Celebrity chefs recognize that the changes to work and family-life means that food must transform in response. For example, Nigella Lawson released a series of programmes titled Nigella Express. In the 19th century in the United Kingdom, fast food referred to meat pies and fried food like fish and chips. Sandwiches were also part of fast food in the UK, therefore providing an historical connection to the Subway franchise.
The speed variable in fast food captures the mode of preparation, service and the act of eating. The modern history of fast food is part of North American history and industrialization, tethered to Fordism.
The first fast food restaurant opened in and it was known as Automat. Their slogan connotes the changes to both femininity and family life: It is almost synonymous with fast food. It was founded aggers propump liquidlive bacteria hicount and offered a simple menu of hamburgers, French fries, milkshakes, Aggers propump liquidlive bacteria hicount and coffees.
The food was served in disposable paper wrapping, without conventional crockery or cutlery. They used a preparation method that Henry Ford deployed to make cars. Staff learnt one task and did not deviate from that assignment, either making the fries or cooking the burgers.
The process of cooking was literally transparent, with food prepared behind glass but in the view of customers. Yet one of the other reasons for the success of fast food was that it was linked aggers propump liquidlive bacteria hicount another aggers propump liquidlive bacteria hicount of speed: The drive-through service combined food and transportation, meaning food could be eaten, and often with fingers. The consequence of these methods of production and consumption is that fast food is processed, prepared using fordist cooking and preparation principles and standardized ingredients to ensure uniformity of taste, all delivered in the shortest period of time.
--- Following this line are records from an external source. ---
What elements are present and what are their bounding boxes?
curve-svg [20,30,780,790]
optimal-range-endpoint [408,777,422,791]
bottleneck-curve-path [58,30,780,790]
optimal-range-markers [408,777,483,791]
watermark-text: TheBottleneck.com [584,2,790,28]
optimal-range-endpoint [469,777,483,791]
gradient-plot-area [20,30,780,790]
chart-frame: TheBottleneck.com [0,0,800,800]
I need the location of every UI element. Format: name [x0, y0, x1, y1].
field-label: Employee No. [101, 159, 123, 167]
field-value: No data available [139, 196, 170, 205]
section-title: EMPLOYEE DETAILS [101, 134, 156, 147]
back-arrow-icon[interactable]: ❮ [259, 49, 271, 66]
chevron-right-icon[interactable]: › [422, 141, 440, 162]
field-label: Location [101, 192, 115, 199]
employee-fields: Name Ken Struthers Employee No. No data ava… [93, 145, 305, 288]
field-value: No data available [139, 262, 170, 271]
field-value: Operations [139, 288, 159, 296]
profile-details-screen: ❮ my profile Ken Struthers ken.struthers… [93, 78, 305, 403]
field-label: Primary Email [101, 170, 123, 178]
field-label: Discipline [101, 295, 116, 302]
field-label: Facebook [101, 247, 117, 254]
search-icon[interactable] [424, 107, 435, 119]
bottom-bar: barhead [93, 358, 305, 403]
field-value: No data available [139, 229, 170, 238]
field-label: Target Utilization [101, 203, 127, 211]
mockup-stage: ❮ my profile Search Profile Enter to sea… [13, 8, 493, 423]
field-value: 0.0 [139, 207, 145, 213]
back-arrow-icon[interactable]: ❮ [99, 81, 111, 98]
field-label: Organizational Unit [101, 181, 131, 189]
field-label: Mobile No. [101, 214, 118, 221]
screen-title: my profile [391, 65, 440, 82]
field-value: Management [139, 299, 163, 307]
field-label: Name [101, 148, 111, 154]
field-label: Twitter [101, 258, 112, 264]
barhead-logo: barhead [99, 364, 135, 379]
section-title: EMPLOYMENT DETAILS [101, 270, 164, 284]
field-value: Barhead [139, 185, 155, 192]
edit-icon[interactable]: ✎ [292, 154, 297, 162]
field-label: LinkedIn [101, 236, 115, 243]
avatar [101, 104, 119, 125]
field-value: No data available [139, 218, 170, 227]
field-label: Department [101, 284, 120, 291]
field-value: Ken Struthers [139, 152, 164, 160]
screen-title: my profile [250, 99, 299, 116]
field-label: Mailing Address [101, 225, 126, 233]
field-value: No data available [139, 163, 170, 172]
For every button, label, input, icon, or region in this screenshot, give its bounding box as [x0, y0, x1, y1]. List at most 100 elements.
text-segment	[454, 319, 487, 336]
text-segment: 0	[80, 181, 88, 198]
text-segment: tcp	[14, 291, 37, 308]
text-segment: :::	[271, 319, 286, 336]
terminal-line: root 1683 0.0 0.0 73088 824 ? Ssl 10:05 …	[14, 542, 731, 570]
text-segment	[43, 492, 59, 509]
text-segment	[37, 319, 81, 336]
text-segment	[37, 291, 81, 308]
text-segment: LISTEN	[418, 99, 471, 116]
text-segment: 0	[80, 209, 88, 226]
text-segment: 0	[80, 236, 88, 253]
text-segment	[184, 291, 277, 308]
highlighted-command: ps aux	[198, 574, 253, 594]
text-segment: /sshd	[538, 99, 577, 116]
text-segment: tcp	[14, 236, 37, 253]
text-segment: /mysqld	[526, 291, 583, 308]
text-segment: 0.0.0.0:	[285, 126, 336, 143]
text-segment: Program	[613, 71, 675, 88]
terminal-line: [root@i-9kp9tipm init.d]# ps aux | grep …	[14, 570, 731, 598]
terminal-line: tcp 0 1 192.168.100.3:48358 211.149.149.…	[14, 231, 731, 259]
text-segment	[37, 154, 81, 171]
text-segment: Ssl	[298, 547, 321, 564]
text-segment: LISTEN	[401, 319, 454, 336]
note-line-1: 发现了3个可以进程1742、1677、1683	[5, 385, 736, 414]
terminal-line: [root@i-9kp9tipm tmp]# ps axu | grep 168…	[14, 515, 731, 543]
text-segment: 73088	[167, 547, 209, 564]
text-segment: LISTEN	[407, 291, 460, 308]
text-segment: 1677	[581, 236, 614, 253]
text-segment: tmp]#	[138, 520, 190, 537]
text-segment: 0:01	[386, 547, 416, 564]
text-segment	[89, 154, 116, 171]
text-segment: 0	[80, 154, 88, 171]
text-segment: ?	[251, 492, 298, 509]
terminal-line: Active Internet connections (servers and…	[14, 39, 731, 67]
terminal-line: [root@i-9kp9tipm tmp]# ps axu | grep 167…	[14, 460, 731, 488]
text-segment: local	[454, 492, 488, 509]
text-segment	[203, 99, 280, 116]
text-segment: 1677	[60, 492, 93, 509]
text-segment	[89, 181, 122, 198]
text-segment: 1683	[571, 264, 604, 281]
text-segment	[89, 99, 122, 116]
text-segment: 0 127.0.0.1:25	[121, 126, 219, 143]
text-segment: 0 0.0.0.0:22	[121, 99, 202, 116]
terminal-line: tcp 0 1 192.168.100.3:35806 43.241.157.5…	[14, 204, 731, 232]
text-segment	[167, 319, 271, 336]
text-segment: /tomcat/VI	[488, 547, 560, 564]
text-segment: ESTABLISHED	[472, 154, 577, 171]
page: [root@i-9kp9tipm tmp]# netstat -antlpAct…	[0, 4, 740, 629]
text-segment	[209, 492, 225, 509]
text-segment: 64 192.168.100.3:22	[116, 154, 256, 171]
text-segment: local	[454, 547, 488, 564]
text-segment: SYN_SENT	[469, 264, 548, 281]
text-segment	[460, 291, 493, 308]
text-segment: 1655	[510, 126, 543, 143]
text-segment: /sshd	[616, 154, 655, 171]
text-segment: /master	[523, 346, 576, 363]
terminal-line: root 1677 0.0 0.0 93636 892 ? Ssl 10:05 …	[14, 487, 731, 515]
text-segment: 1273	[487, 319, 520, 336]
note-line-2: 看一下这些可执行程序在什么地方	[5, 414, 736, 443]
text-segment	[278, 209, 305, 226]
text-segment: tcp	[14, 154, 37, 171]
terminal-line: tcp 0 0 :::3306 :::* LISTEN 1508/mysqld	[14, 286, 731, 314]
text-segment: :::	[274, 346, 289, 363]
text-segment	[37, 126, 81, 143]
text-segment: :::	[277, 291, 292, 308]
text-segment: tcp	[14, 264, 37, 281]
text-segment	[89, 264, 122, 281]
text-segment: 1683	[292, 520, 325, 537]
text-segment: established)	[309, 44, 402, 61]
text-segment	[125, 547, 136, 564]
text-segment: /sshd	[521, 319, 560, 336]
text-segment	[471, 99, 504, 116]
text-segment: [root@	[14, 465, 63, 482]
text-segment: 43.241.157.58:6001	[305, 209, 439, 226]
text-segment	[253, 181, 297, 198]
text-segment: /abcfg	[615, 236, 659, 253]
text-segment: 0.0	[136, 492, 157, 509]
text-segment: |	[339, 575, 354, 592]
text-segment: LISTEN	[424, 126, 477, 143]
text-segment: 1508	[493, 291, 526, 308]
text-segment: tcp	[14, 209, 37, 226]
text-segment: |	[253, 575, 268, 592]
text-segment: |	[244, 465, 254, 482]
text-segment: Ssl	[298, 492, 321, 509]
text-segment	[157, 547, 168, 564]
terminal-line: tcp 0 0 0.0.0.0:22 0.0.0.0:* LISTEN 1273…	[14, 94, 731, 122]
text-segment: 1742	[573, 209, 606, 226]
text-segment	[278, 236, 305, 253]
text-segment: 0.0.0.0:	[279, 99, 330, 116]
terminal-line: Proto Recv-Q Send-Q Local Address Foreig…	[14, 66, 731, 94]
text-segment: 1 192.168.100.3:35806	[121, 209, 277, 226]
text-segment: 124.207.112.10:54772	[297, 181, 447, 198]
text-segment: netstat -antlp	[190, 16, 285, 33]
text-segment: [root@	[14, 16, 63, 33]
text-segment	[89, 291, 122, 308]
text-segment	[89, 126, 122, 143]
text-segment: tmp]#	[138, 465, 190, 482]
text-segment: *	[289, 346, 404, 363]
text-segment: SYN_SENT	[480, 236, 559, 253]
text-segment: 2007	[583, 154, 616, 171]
While fast food is often synonymous with cheap food, a much more complex relationship emerges between food and agricultural policy. If food is seen as a system, rather than a relationship between producers and consumers, then the injustices and complexity are easier to see, track and evaluate. As Michael Carolan asked. How could we let this happen, where one quarter of the world is at risk of dying from eating too much, another quarter at risk of dying from eating too little, and some at risk of dying from both obesity and malnourishment?
The distribution of food is a complex question, made more damning and damaging because individuals who have been characterized as obese are also malnourished.